After establishing five different commercial lending business lines, Woodforest partnered with Charlotte-based PrecisionLender to help relationship managers (RMs) win better deals that aligned with the bank’s strategy, in terms of profit, risk and growth. The cornerstone of the PrecisionLender platform is “Andi,” an AI-powered virtual assistant. Andi works with relationship managers as they price each opportunity, showing them multiple ways to structure deals that will reach their targets, while also highlighting ways to expand the relationship.

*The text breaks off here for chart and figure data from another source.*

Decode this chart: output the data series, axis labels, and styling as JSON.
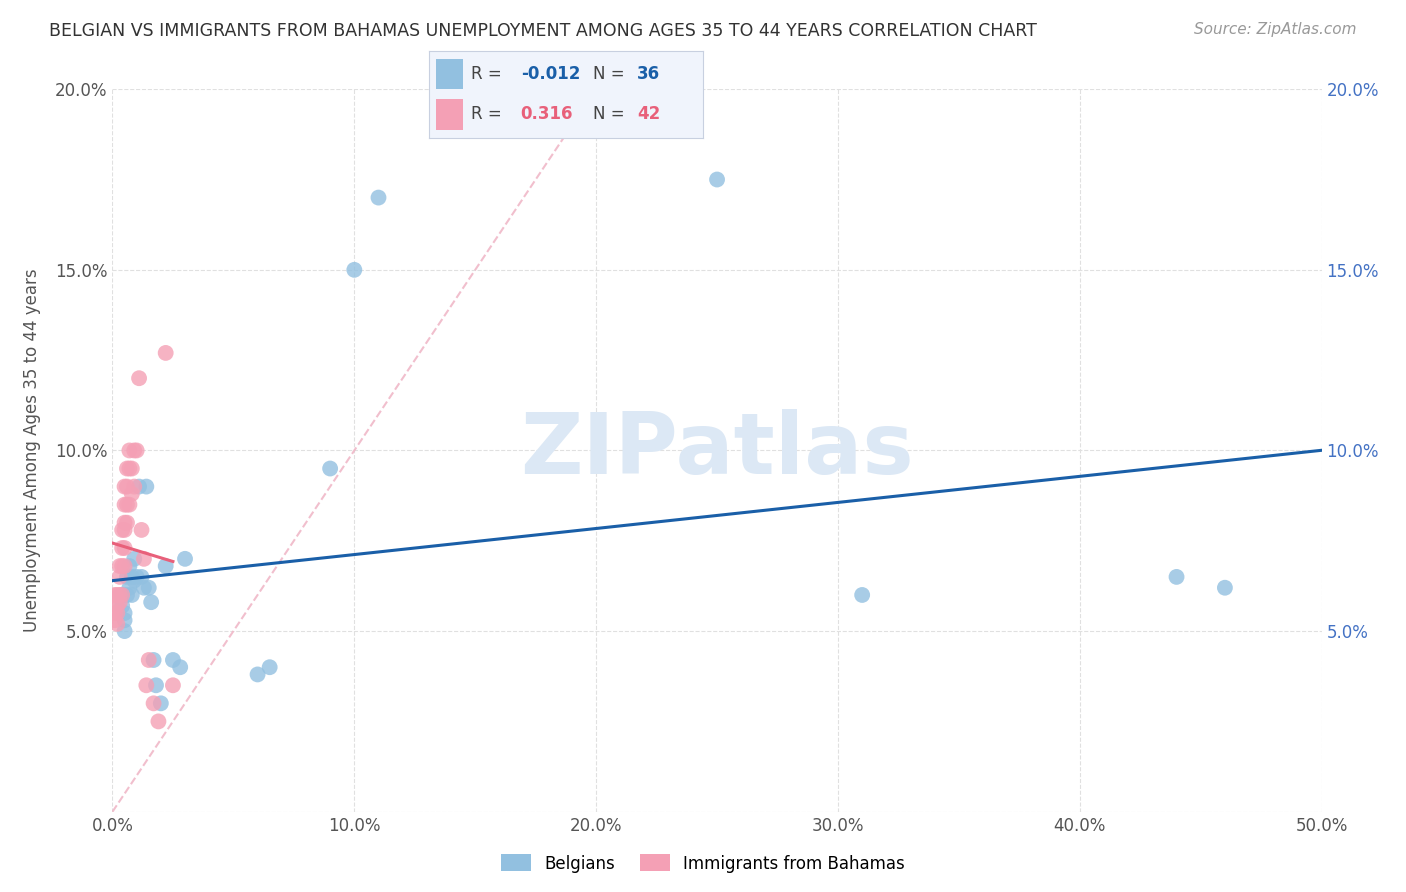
{
  "title": "BELGIAN VS IMMIGRANTS FROM BAHAMAS UNEMPLOYMENT AMONG AGES 35 TO 44 YEARS CORRELATION CHART",
  "source": "Source: ZipAtlas.com",
  "ylabel": "Unemployment Among Ages 35 to 44 years",
  "xlim": [
    0.0,
    0.5
  ],
  "ylim": [
    0.0,
    0.2
  ],
  "xticks": [
    0.0,
    0.1,
    0.2,
    0.3,
    0.4,
    0.5
  ],
  "yticks": [
    0.0,
    0.05,
    0.1,
    0.15,
    0.2
  ],
  "xtick_labels": [
    "0.0%",
    "10.0%",
    "20.0%",
    "30.0%",
    "40.0%",
    "50.0%"
  ],
  "ytick_labels_left": [
    "",
    "5.0%",
    "10.0%",
    "15.0%",
    "20.0%"
  ],
  "ytick_labels_right": [
    "",
    "5.0%",
    "10.0%",
    "15.0%",
    "20.0%"
  ],
  "blue_color": "#92c0e0",
  "pink_color": "#f4a0b5",
  "blue_line_color": "#1a5fa8",
  "pink_line_color": "#e8607a",
  "diagonal_color": "#f0b8c8",
  "watermark_text": "ZIPatlas",
  "watermark_color": "#dce8f5",
  "background_color": "#ffffff",
  "grid_color": "#e0e0e0",
  "title_color": "#333333",
  "axis_label_color": "#555555",
  "right_tick_color": "#4472c4",
  "belgians_R": -0.012,
  "belgians_N": 36,
  "bahamas_R": 0.316,
  "bahamas_N": 42,
  "belgians_x": [
    0.004,
    0.004,
    0.005,
    0.005,
    0.005,
    0.006,
    0.006,
    0.007,
    0.007,
    0.008,
    0.008,
    0.009,
    0.009,
    0.01,
    0.011,
    0.012,
    0.013,
    0.014,
    0.015,
    0.016,
    0.017,
    0.018,
    0.02,
    0.022,
    0.025,
    0.028,
    0.03,
    0.06,
    0.065,
    0.09,
    0.1,
    0.11,
    0.25,
    0.31,
    0.44,
    0.46
  ],
  "belgians_y": [
    0.06,
    0.057,
    0.055,
    0.053,
    0.05,
    0.06,
    0.065,
    0.068,
    0.062,
    0.065,
    0.06,
    0.07,
    0.064,
    0.065,
    0.09,
    0.065,
    0.062,
    0.09,
    0.062,
    0.058,
    0.042,
    0.035,
    0.03,
    0.068,
    0.042,
    0.04,
    0.07,
    0.038,
    0.04,
    0.095,
    0.15,
    0.17,
    0.175,
    0.06,
    0.065,
    0.062
  ],
  "bahamas_x": [
    0.001,
    0.001,
    0.001,
    0.002,
    0.002,
    0.002,
    0.002,
    0.003,
    0.003,
    0.003,
    0.003,
    0.004,
    0.004,
    0.004,
    0.004,
    0.005,
    0.005,
    0.005,
    0.005,
    0.005,
    0.005,
    0.006,
    0.006,
    0.006,
    0.006,
    0.007,
    0.007,
    0.007,
    0.008,
    0.008,
    0.009,
    0.009,
    0.01,
    0.011,
    0.012,
    0.013,
    0.014,
    0.015,
    0.017,
    0.019,
    0.022,
    0.025
  ],
  "bahamas_y": [
    0.055,
    0.06,
    0.053,
    0.057,
    0.06,
    0.055,
    0.052,
    0.068,
    0.065,
    0.06,
    0.058,
    0.078,
    0.073,
    0.068,
    0.06,
    0.09,
    0.085,
    0.08,
    0.078,
    0.073,
    0.068,
    0.095,
    0.09,
    0.085,
    0.08,
    0.1,
    0.095,
    0.085,
    0.095,
    0.088,
    0.1,
    0.09,
    0.1,
    0.12,
    0.078,
    0.07,
    0.035,
    0.042,
    0.03,
    0.025,
    0.127,
    0.035
  ]
}
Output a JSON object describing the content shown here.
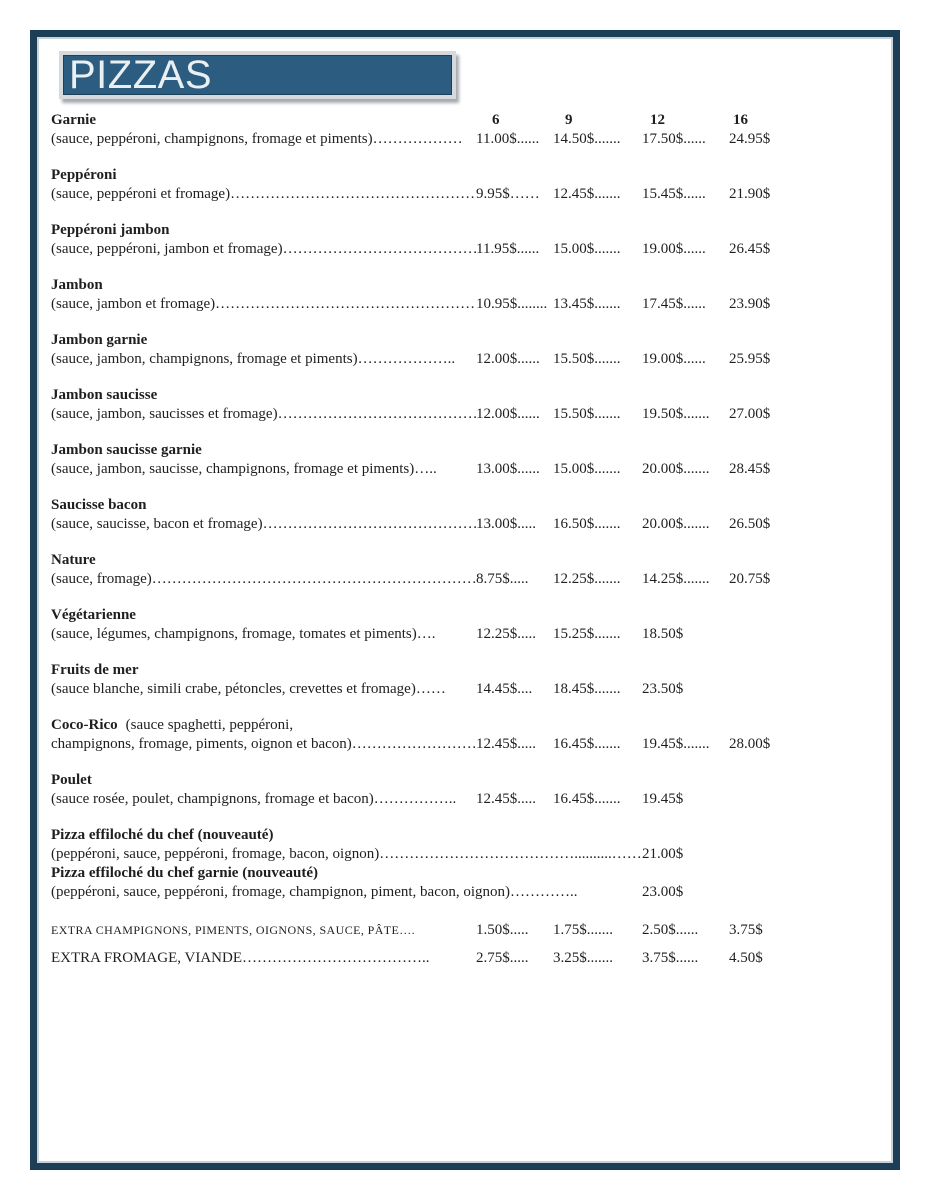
{
  "page": {
    "title": "PIZZAS"
  },
  "colors": {
    "frame_border": "#1d3e57",
    "banner_background": "#2c5d80",
    "banner_frame": "#d6dadd",
    "banner_text": "#eaeff2",
    "body_text": "#1f1f1f"
  },
  "columns": [
    "6",
    "9",
    "12",
    "16"
  ],
  "items": [
    {
      "name": "Garnie",
      "desc": "(sauce, peppéroni, champignons, fromage et piments)………………",
      "prices": [
        "11.00$......",
        "14.50$.......",
        "17.50$......",
        "24.95$"
      ]
    },
    {
      "name": "Peppéroni",
      "desc": "(sauce, peppéroni et fromage)……………………………………………",
      "prices": [
        "9.95$……",
        "12.45$.......",
        "15.45$......",
        "21.90$"
      ]
    },
    {
      "name": "Peppéroni jambon",
      "desc": "(sauce, peppéroni, jambon et fromage)……………………………………",
      "prices": [
        "11.95$......",
        "15.00$.......",
        "19.00$......",
        "26.45$"
      ]
    },
    {
      "name": "Jambon",
      "desc": "(sauce, jambon et fromage)…………………………………………………",
      "prices": [
        "10.95$........",
        "13.45$.......",
        "17.45$......",
        "23.90$"
      ]
    },
    {
      "name": "Jambon garnie",
      "desc": "(sauce, jambon, champignons, fromage et piments)………………..",
      "prices": [
        "12.00$......",
        "15.50$.......",
        "19.00$......",
        "25.95$"
      ]
    },
    {
      "name": "Jambon saucisse",
      "desc": "(sauce, jambon, saucisses et fromage)………………………………………",
      "prices": [
        "12.00$......",
        "15.50$.......",
        "19.50$.......",
        "27.00$"
      ]
    },
    {
      "name": "Jambon saucisse garnie",
      "desc": "(sauce, jambon, saucisse, champignons, fromage et piments)…..",
      "prices": [
        "13.00$......",
        "15.00$.......",
        "20.00$.......",
        "28.45$"
      ]
    },
    {
      "name": "Saucisse bacon",
      "desc": "(sauce, saucisse, bacon et fromage)…………………………………………",
      "prices": [
        "13.00$.....",
        "16.50$.......",
        "20.00$.......",
        "26.50$"
      ]
    },
    {
      "name": "Nature",
      "desc": "(sauce, fromage)………………………………………………………………………",
      "prices": [
        "8.75$.....",
        "12.25$.......",
        "14.25$.......",
        "20.75$"
      ]
    },
    {
      "name": "Végétarienne",
      "desc": "(sauce, légumes, champignons, fromage, tomates et piments)….",
      "prices": [
        "12.25$.....",
        "15.25$.......",
        "18.50$",
        ""
      ]
    },
    {
      "name": "Fruits de mer",
      "desc": "(sauce blanche, simili crabe, pétoncles, crevettes et fromage)……",
      "prices": [
        "14.45$....",
        "18.45$.......",
        "23.50$",
        ""
      ]
    },
    {
      "name": "Coco-Rico",
      "title_suffix": "(sauce spaghetti, peppéroni,",
      "desc": "champignons, fromage, piments, oignon et bacon)…………………………",
      "prices": [
        "12.45$.....",
        "16.45$.......",
        "19.45$.......",
        "28.00$"
      ]
    },
    {
      "name": "Poulet",
      "desc": "(sauce rosée, poulet, champignons, fromage et bacon)……………..",
      "prices": [
        "12.45$.....",
        "16.45$.......",
        "19.45$",
        ""
      ]
    }
  ],
  "specials": [
    {
      "name": "Pizza effiloché du chef (nouveauté)",
      "desc": "(peppéroni, sauce, peppéroni, fromage, bacon, oignon)…………………………………..........……….",
      "price": "21.00$"
    },
    {
      "name": "Pizza effiloché du chef garnie (nouveauté)",
      "desc": "(peppéroni, sauce, peppéroni, fromage, champignon, piment, bacon, oignon)…………..",
      "price": "23.00$"
    }
  ],
  "extras": [
    {
      "label": "EXTRA CHAMPIGNONS, PIMENTS, OIGNONS, SAUCE, PÂTE….",
      "prices": [
        "1.50$.....",
        "1.75$.......",
        "2.50$......",
        "3.75$"
      ]
    },
    {
      "label": "EXTRA FROMAGE, VIANDE………………………………..",
      "prices": [
        "2.75$.....",
        "3.25$.......",
        "3.75$......",
        "4.50$"
      ]
    }
  ]
}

Part of what made PrecisionLender an ideal partner was the ease and speed of which Woodforest could implement the platform across relationship managers in multiple states. The firm worked closely alongside the Woodforest business and IT teams during the implementation, and the platform was launched in March 2016. The commercial banking team now uses the system to input pricing for all opportunities that require approval. To help ensure the RMs price deals that work for both the borrower and the bank, Andi considers a multitude of factors, such as fixed versus adjustable rates, fee structures, duration and deposits the applicant already has with the bank. This flexible, data-powered approach empowered Woodforest’s RMs to better tailor deals by client, industry and region, helping the bank rebalance its portfolio and put a greater emphasis on middle market banking.

Woodforest and PrecisionLender conduct a quarterly return on equity (ROE) meeting to discuss performance trends of products, branches and even individual relationship managers. PrecisionLender also reviews ROE targets set for each region during these sessions. And at last year’s third quarter ROE analysis meeting, the firm surfaced several key issues from the system that Woodforest could not have found without this rich data set.

PrecisionLender continues to seek feedback from Woodforest to optimize and improve on its use of Andiand the overall platform. Currently, the firm is working to create a “Promise versus Delivery” dashboard, which will give management a snapshot of lending opportunities in progress in comparison to what’s been forecasted for each region, branch and relationship manager. This will create real-time visibility into each potential deal, and ensure that relationship managers are providing accurate forecasts.

There’s also a “performance scorecard” in the works to evaluate each relationship manager as if they were running their own mini business, taking into consideration not just new loan generation but also income generation and risk management.

“PrecisionLender helped us grow from a Houston commercial banking organization into a national presence with five new locations from coast to coast while generating the return needed for the expansion, while also providing flexibility to our relationship managers and great relationship pricing for our clients,” says Derrick Ragland, president of commercial lending at WoodForest.

This is one of 10 case studies that focus on examples of successful innovation between banks and financial technology companies working in partnership. The participants featured in this article were finalists at the 2017 Best of FinXTech Awards.